# Laminate Trimmer or Compact Router



## Phillym (Dec 16, 2008)

Hello,

I am interested in buying a small palm router. I have looked at the Bosch and the Dewalt DWP611. I would like to use this for mortising hinges, inlay and edge treatment for small boxes but not sure if this is the best approach. The plus of the Dewalt is the plunge base accesorry.

Does anyone have an opinion?

Thanks,


----------



## bobj3 (Jan 17, 2006)

Hi Phil

Both the Colt kit and the 611 are great routers but all you need is a light router ,take a hard look at the T4, small foot print and it will plunge in that you need for the mortising jobs plus it's 1/2 the price of the other two.

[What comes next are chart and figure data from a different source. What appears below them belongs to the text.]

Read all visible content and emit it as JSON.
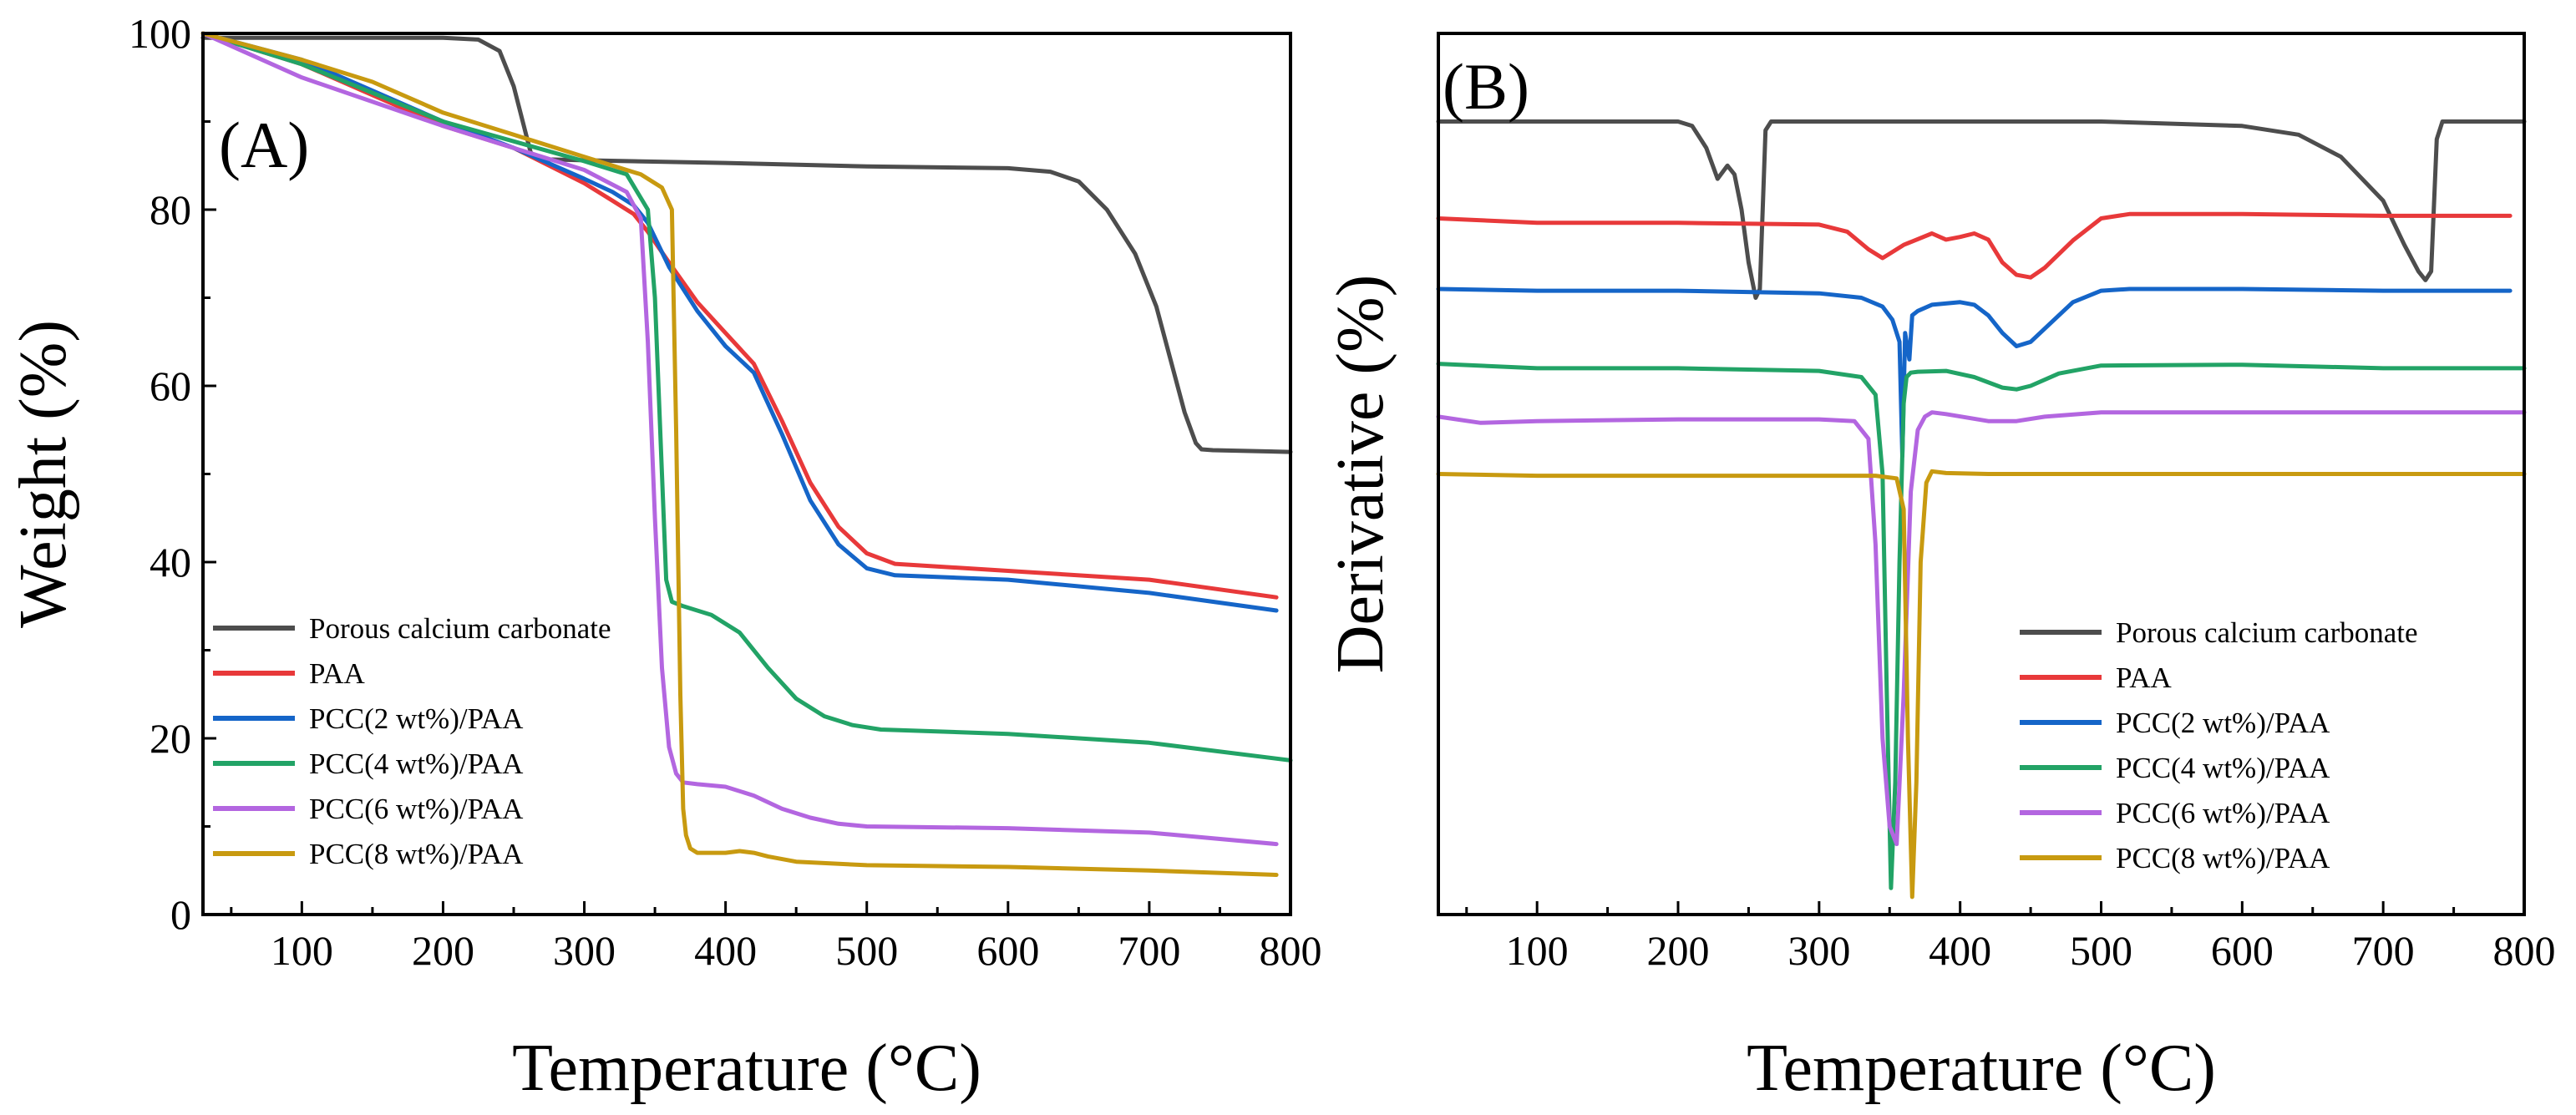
{
  "chart_data": [
    {
      "type": "line",
      "panel_label": "(A)",
      "xlabel": "Temperature (°C)",
      "ylabel": "Weight (%)",
      "xlim": [
        30,
        800
      ],
      "ylim": [
        0,
        100
      ],
      "xticks": [
        100,
        200,
        300,
        400,
        500,
        600,
        700,
        800
      ],
      "yticks": [
        0,
        20,
        40,
        60,
        80,
        100
      ],
      "legend_position": "lower-left",
      "series": [
        {
          "name": "Porous calcium carbonate",
          "color": "#4d4d4d",
          "x": [
            30,
            100,
            200,
            225,
            240,
            250,
            258,
            262,
            266,
            275,
            300,
            400,
            500,
            600,
            630,
            650,
            670,
            690,
            705,
            715,
            725,
            733,
            737,
            745,
            800
          ],
          "y": [
            99.5,
            99.5,
            99.5,
            99.3,
            98,
            94,
            89,
            86.5,
            85.8,
            85.7,
            85.6,
            85.3,
            84.9,
            84.7,
            84.3,
            83.2,
            80,
            75,
            69,
            63,
            57,
            53.5,
            52.8,
            52.7,
            52.5
          ]
        },
        {
          "name": "PAA",
          "color": "#e8393a",
          "x": [
            30,
            100,
            150,
            200,
            250,
            300,
            320,
            335,
            345,
            360,
            380,
            400,
            420,
            440,
            460,
            480,
            500,
            520,
            600,
            700,
            790
          ],
          "y": [
            100,
            96.5,
            93,
            89.5,
            87,
            83,
            81,
            79.5,
            77.5,
            74,
            69.5,
            66,
            62.5,
            56,
            49,
            44,
            41,
            39.8,
            39,
            38,
            36
          ]
        },
        {
          "name": "PCC(2 wt%)/PAA",
          "color": "#1565c8",
          "x": [
            30,
            100,
            150,
            200,
            250,
            300,
            320,
            335,
            345,
            360,
            380,
            400,
            420,
            440,
            460,
            480,
            500,
            520,
            600,
            700,
            790
          ],
          "y": [
            100,
            97,
            93.5,
            90,
            87,
            83.5,
            82,
            80.5,
            78.5,
            73.5,
            68.5,
            64.5,
            61.5,
            54.5,
            47,
            42,
            39.3,
            38.5,
            38,
            36.5,
            34.5
          ]
        },
        {
          "name": "PCC(4 wt%)/PAA",
          "color": "#22a366",
          "x": [
            30,
            100,
            200,
            300,
            330,
            345,
            350,
            355,
            358,
            362,
            370,
            390,
            410,
            430,
            450,
            470,
            490,
            510,
            600,
            700,
            800
          ],
          "y": [
            100,
            96.5,
            90,
            85.5,
            84,
            80,
            70,
            50,
            38,
            35.5,
            35,
            34,
            32,
            28,
            24.5,
            22.5,
            21.5,
            21,
            20.5,
            19.5,
            17.5
          ]
        },
        {
          "name": "PCC(6 wt%)/PAA",
          "color": "#b366e0",
          "x": [
            30,
            100,
            200,
            300,
            330,
            340,
            345,
            350,
            355,
            360,
            365,
            370,
            380,
            400,
            420,
            440,
            460,
            480,
            500,
            600,
            700,
            790
          ],
          "y": [
            100,
            95,
            89.5,
            84.5,
            82,
            79,
            65,
            45,
            28,
            19,
            16,
            15,
            14.8,
            14.5,
            13.5,
            12,
            11,
            10.3,
            10,
            9.8,
            9.3,
            8
          ]
        },
        {
          "name": "PCC(8 wt%)/PAA",
          "color": "#c89a10",
          "x": [
            30,
            100,
            150,
            200,
            250,
            300,
            340,
            355,
            362,
            365,
            368,
            370,
            372,
            375,
            380,
            400,
            410,
            420,
            430,
            450,
            500,
            600,
            700,
            790
          ],
          "y": [
            100,
            97,
            94.5,
            91,
            88.5,
            86,
            84,
            82.5,
            80,
            55,
            25,
            12,
            9,
            7.5,
            7,
            7,
            7.2,
            7,
            6.6,
            6,
            5.6,
            5.4,
            5,
            4.5
          ]
        }
      ]
    },
    {
      "type": "line",
      "panel_label": "(B)",
      "xlabel": "Temperature (°C)",
      "ylabel": "Derivative (%)",
      "xlim": [
        30,
        800
      ],
      "ylim": [
        0,
        100
      ],
      "xticks": [
        100,
        200,
        300,
        400,
        500,
        600,
        700,
        800
      ],
      "yticks": [],
      "legend_position": "lower-right",
      "series": [
        {
          "name": "Porous calcium carbonate",
          "color": "#4d4d4d",
          "x": [
            30,
            200,
            210,
            220,
            228,
            235,
            240,
            245,
            250,
            255,
            258,
            262,
            266,
            275,
            400,
            500,
            600,
            640,
            670,
            700,
            715,
            725,
            730,
            734,
            738,
            742,
            800
          ],
          "y": [
            90,
            90,
            89.5,
            87,
            83.5,
            85,
            84,
            80,
            74,
            70,
            71,
            89,
            90,
            90,
            90,
            90,
            89.5,
            88.5,
            86,
            81,
            76,
            73,
            72,
            73,
            88,
            90,
            90
          ]
        },
        {
          "name": "PAA",
          "color": "#e8393a",
          "x": [
            30,
            100,
            200,
            300,
            320,
            335,
            345,
            350,
            355,
            360,
            380,
            390,
            400,
            410,
            420,
            430,
            440,
            450,
            460,
            480,
            500,
            520,
            600,
            700,
            790
          ],
          "y": [
            79,
            78.5,
            78.5,
            78.3,
            77.5,
            75.5,
            74.5,
            75,
            75.5,
            76,
            77.3,
            76.6,
            76.9,
            77.3,
            76.6,
            74,
            72.6,
            72.3,
            73.4,
            76.5,
            79,
            79.5,
            79.5,
            79.3,
            79.3
          ]
        },
        {
          "name": "PCC(2 wt%)/PAA",
          "color": "#1565c8",
          "x": [
            30,
            100,
            200,
            300,
            330,
            345,
            352,
            357,
            359,
            361,
            364,
            366,
            370,
            380,
            400,
            410,
            420,
            430,
            440,
            450,
            460,
            480,
            500,
            520,
            600,
            700,
            790
          ],
          "y": [
            71,
            70.8,
            70.8,
            70.5,
            70,
            69,
            67.5,
            65,
            52,
            66,
            63,
            68,
            68.5,
            69.2,
            69.5,
            69.2,
            68,
            66,
            64.5,
            65,
            66.5,
            69.5,
            70.8,
            71,
            71,
            70.8,
            70.8
          ]
        },
        {
          "name": "PCC(4 wt%)/PAA",
          "color": "#22a366",
          "x": [
            30,
            100,
            200,
            300,
            330,
            340,
            345,
            348,
            351,
            354,
            357,
            360,
            362,
            365,
            370,
            390,
            410,
            430,
            440,
            450,
            470,
            500,
            600,
            700,
            800
          ],
          "y": [
            62.5,
            62,
            62,
            61.7,
            61,
            59,
            50,
            25,
            3,
            15,
            40,
            58,
            61,
            61.5,
            61.6,
            61.7,
            61,
            59.8,
            59.6,
            60,
            61.4,
            62.3,
            62.4,
            62,
            62
          ]
        },
        {
          "name": "PCC(6 wt%)/PAA",
          "color": "#b366e0",
          "x": [
            30,
            60,
            100,
            200,
            300,
            325,
            335,
            340,
            345,
            350,
            355,
            360,
            365,
            370,
            375,
            380,
            390,
            420,
            440,
            460,
            500,
            600,
            700,
            800
          ],
          "y": [
            56.5,
            55.8,
            56,
            56.2,
            56.2,
            56,
            54,
            42,
            20,
            10,
            8,
            25,
            48,
            55,
            56.5,
            57,
            56.8,
            56,
            56,
            56.5,
            57,
            57,
            57,
            57
          ]
        },
        {
          "name": "PCC(8 wt%)/PAA",
          "color": "#c89a10",
          "x": [
            30,
            100,
            200,
            300,
            340,
            355,
            360,
            363,
            366,
            369,
            372,
            376,
            380,
            390,
            420,
            500,
            600,
            700,
            800
          ],
          "y": [
            50,
            49.8,
            49.8,
            49.8,
            49.8,
            49.5,
            46,
            20,
            2,
            15,
            40,
            49,
            50.3,
            50.1,
            50,
            50,
            50,
            50,
            50
          ]
        }
      ]
    }
  ]
}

Web Store Item Detail Page

===



Phillym said:


> Hello,
> 
> I am interested in buying a small palm router. I have looked at the Bosch and the Dewalt DWP611. I would like to use this for mortising hinges, inlay and edge treatment for small boxes but not sure if this is the best approach. The plus of the Dewalt is the plunge base accesorry.
> 
> ...


----------



## walowan (Jan 21, 2011)

I have a PC laminate trimmer that I use for small jobs...the only drawback is it doesnt plunge....


----------